Proyek repatriasi ini digagas oleh Doni Kristian Dachi, pegiat sejarah dan budaya dari Nias Selatan, dengan dukungan Dr. Barbara Titus, Associate Professor of Cultural Musicology dari Universiteit van Amsterdam yang juga kurator koleksi Jaap Kunst.

Suara-Leluhur-Nias.jpgPenampilan grup vokal Hoho Nafulu Bawömataluo Diaspora Nias dalam acara “Suara yang Pulang.”

Barbara telah menyerahkan arsip suara itu secara langsung ke tujuh desa di Nias, termasuk Hilisimaetanö dan Bawömataluo, sepanjang 25 Juni–9 Juli 2025.

Acara dibuka dengan pemutaran rekaman hoho—nyanyian narasi bersahutan khas Nias—lengkap dengan dokumentasi visual perjalanan Jaap Kunst. Suara-suara yang nyaris terlupakan di arsip museum Belanda ini kembali menggema di tengah suasana kekeluargaan.

“Ketika suara leluhur kami terdengar lagi, itu bukan sekadar nostalgia. Ini pengakuan atas identitas dan ikatan batin yang lama terpisah oleh jarak dan waktu,” ujar Doni.

Barbara menambahkan, repatriasi bukan hanya soal pengembalian arsip digital.

“Ini tentang memulihkan rasa memiliki dan hak pengelolaan warisan budaya oleh komunitas sumber. Menyaksikan warga Nias, baik di kampung maupun perantauan, menyambut suara-suara ini dengan bangga membuat saya memandang arsip sebagai sesuatu yang hidup, bukan sekadar benda simpanan,” ujarnya.

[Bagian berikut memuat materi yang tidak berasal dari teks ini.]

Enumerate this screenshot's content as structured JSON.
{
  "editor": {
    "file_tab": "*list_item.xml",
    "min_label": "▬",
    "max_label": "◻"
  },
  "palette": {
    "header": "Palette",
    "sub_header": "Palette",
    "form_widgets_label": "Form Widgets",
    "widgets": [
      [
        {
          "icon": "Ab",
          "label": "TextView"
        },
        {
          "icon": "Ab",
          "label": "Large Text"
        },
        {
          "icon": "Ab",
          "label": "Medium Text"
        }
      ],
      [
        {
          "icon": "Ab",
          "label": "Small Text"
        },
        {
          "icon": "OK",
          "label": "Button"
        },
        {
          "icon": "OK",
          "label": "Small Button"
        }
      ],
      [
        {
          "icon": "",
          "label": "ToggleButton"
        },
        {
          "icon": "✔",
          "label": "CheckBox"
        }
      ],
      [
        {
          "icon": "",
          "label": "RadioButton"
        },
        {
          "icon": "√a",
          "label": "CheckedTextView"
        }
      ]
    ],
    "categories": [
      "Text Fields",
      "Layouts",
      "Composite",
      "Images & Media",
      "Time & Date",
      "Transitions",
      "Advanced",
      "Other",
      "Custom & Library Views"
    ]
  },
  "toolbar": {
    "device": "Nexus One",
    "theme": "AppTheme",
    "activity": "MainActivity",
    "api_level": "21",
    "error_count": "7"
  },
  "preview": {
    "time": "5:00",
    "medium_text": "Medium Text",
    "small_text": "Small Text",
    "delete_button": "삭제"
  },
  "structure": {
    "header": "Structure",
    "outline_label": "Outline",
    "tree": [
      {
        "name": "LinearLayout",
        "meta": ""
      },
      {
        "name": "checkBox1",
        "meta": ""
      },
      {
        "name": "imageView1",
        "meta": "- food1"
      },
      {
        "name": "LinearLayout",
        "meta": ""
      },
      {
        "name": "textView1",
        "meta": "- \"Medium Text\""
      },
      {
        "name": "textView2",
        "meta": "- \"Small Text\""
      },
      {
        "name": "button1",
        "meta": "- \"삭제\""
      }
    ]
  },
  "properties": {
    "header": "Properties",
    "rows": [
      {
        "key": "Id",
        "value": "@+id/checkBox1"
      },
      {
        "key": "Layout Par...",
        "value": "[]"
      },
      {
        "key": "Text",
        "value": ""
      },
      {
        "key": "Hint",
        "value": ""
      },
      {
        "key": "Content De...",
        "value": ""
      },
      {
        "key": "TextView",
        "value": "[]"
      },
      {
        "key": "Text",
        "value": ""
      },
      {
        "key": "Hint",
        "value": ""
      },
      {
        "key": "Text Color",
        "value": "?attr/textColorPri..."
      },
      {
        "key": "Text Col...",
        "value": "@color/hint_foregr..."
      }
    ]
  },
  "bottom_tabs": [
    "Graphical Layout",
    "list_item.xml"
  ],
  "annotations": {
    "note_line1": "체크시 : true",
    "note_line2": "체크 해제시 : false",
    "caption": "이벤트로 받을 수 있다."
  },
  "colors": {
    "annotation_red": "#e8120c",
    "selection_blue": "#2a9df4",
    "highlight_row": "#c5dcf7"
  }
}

Dialog juga diwarnai penampilan grup vokal Hoho Nafulu Bawömataluo Diaspora yang membawakan Mazmur 23 dalam langgam nada leluhur Nias, serta pameran mini dokumentasi proses repatriasi di Nias Selatan.

Penampilan tersebut memperlihatkan bagaimana tradisi lisan dan musik leluhur dapat beradaptasi dalam kehidupan religius dan urban masa kini.

Tokoh diaspora, Disiplin Manaö, menegaskan pentingnya tradisi lisan seperti orahu dan hoho dalam menjaga identitas budaya Nias yang tidak memiliki tradisi tulis.

Suara-Leluhur-Nias-2.jpgDr. Barbara Titus, Associate Professor of Cultural Musicology dari Universiteit van Amsterdam menerima cinderamata dari Barugamuri Dachi berula logo Suno Zoaya dan ukiran orang sedang melakukan hoho.

“‘Suara yang Pulang’ adalah pengingat siapa kita, dari mana kita berasal, dan bagaimana kita harus melanjutkan warisan ini,” katanya.

Dialog juga menghadirkan perspektif akademisi, salah satunya Dr. Widya Fitria Ningsih, dosen Fakultas Ilmu Budaya UGM. Ia menilai repatriasi menjadi langkah penting meluruskan narasi sejarah yang selama ini timpang akibat kolonialisme.

“Memulangkan warisan budaya membuka ruang bagi kelompok yang termarjinalisasi untuk bersuara dan menegaskan identitasnya,” ujarnya, seraya menekankan perlunya dukungan berkelanjutan agar repatriasi tidak berhenti sebatas formalitas.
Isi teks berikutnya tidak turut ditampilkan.